In relation to my own practice, sometimes people tell me that I’m an interdisciplinary artist because I’m both a visual artist and writer. I think this is rubbish, and doubt that rigorous interdisciplinary practice can emerge between the arts. They’re just too similar as disciplinary forms. Indeed, I tend to consider myself an interdisciplinary thinker rather than an interdisciplinary artist. And in my perspective this becomes most evident when I cross spheres of working than in any specific work or artwork.

For example, interdisciplinary thinking allows me to be an active intellectual, a public intellectual, a thinker who is able to move between discourses as they make themselves evident to me. I’m not a doctor, but I can engage in thinking with doctors because I know how to ask questions within a disciplinary discourse. Similarly, I’m not an urban planner, but I understand how systems work and can apply my systems knowledge to their systems theory. And when I choose to act in a non-art field—like I did when I directed a public service program for seventeen years—I bring the methodology of the arts to my work. Specifically, as an artist, I’m trained to solve problems in non-linear and compositional ways. I bring this to my teaching and my activism, by following the path that emerges rather than trying to predict the most efficient avenue. And furthermore, when these dynamics are turned around, my commitment to populist models of learning—like Progressive Education—and my belief that artists must ethically engage the world inform the way that I make artworks.

Each of you will have to claim your relationship to interdisciplinarity before you graduate.

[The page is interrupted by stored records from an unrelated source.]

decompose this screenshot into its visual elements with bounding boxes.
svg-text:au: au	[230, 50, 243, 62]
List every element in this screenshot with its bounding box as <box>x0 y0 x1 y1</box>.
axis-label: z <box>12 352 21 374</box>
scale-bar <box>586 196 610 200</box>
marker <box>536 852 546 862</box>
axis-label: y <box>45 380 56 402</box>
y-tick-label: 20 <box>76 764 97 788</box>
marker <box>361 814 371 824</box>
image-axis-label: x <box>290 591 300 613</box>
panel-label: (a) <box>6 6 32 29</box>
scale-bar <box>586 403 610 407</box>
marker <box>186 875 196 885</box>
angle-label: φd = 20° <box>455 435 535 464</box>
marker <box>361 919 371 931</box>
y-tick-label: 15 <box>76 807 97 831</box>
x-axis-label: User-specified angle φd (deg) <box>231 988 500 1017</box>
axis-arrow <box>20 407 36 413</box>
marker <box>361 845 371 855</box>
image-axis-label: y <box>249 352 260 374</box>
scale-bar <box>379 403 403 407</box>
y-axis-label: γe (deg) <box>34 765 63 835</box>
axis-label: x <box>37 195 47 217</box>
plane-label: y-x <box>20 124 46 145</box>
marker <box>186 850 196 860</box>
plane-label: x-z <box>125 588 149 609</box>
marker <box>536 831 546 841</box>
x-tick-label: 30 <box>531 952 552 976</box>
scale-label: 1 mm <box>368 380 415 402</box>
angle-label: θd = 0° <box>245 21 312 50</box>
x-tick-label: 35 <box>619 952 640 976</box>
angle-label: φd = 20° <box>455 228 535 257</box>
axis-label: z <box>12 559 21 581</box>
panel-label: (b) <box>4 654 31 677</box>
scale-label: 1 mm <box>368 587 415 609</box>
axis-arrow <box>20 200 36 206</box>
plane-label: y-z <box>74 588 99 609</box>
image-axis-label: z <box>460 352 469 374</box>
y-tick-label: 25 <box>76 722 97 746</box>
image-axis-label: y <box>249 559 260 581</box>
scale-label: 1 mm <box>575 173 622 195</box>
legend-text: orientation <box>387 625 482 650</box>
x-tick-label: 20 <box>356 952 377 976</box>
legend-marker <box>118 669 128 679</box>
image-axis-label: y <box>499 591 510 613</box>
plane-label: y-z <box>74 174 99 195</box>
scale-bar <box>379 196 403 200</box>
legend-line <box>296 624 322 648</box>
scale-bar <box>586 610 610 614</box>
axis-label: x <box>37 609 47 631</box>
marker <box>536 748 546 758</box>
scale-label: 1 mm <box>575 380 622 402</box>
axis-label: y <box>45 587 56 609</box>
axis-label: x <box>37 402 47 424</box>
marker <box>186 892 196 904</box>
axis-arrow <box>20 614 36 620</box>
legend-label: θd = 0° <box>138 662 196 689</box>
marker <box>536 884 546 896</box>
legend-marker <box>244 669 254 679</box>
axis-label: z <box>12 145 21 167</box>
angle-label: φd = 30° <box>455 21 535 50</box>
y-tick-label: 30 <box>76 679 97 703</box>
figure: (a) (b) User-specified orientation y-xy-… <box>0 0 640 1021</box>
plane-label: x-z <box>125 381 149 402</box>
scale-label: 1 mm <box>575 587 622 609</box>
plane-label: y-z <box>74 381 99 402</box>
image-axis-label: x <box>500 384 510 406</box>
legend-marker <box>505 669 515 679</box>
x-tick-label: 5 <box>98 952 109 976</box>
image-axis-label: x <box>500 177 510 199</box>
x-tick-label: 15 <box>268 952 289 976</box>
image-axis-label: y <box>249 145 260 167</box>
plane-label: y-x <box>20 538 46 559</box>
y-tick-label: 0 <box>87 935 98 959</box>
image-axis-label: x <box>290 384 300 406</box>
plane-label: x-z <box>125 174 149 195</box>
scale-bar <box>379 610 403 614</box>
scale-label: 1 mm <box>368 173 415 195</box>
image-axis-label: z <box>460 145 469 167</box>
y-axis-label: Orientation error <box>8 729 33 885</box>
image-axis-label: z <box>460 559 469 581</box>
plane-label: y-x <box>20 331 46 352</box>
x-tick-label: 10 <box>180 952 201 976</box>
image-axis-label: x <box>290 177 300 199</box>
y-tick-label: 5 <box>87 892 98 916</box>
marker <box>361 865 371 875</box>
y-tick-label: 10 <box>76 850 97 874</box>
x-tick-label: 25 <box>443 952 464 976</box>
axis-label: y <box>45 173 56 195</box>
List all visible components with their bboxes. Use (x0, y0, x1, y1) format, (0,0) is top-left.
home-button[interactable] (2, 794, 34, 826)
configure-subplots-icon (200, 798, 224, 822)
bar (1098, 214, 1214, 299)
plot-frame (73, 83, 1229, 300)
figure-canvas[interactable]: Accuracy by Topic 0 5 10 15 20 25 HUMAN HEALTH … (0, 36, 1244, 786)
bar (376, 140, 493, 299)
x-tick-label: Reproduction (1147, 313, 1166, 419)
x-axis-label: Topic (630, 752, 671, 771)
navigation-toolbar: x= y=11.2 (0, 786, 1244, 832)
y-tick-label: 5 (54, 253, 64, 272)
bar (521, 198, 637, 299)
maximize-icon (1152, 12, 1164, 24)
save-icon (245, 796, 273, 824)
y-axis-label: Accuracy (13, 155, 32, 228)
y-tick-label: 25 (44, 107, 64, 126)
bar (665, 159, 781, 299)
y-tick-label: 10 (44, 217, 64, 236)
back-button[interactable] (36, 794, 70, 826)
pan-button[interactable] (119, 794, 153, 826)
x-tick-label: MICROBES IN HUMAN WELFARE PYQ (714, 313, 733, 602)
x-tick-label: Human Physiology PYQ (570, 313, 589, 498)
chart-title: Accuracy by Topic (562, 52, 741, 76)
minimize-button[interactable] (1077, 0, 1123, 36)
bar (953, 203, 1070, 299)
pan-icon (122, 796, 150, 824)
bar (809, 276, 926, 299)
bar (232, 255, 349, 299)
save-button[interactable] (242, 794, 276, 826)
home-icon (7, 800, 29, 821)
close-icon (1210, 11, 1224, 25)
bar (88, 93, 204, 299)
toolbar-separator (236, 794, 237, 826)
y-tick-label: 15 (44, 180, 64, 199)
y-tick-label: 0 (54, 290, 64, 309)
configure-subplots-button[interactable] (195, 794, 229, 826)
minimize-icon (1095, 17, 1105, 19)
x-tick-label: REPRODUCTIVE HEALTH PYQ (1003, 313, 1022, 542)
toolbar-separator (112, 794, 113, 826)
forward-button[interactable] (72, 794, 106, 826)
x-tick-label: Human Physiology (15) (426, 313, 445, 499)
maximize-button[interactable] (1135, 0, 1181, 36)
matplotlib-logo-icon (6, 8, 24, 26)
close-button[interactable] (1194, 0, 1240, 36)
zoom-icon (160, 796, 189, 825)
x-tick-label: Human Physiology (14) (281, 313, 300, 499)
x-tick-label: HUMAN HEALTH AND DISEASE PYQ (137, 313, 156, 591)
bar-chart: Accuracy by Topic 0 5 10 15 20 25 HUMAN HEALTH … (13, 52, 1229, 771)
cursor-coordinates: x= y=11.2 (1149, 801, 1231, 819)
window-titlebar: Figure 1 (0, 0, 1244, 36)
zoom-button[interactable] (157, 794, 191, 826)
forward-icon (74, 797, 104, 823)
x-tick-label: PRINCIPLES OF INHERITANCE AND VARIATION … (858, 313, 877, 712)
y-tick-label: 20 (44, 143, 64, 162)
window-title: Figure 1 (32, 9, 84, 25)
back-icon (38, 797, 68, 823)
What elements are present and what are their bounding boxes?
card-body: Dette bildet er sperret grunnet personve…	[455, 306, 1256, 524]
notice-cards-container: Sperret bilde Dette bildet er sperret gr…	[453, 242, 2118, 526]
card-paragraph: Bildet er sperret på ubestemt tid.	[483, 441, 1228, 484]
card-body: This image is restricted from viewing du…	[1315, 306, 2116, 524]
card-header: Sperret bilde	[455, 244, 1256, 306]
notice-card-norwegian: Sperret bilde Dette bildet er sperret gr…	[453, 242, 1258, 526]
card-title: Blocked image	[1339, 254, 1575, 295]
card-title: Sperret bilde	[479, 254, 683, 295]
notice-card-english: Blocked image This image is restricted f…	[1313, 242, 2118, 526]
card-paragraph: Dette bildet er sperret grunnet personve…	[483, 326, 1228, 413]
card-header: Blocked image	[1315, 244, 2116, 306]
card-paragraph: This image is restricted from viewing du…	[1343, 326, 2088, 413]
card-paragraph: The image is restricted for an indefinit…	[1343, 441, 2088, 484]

I hope that this can be an engaging and exciting process, and not one that’s freighted with unnecessary expectation. Spending some time thinking about these questions and exploring the concept with others can help you understand the many possibilities open to you. I urge you to resist the impulse to close down your exploration too early or dismiss too quickly ideas that might feel disorienting. Indeed interdisciplinarity should disorient us from familiar thinking, so that we can be open to the possibility of discovery.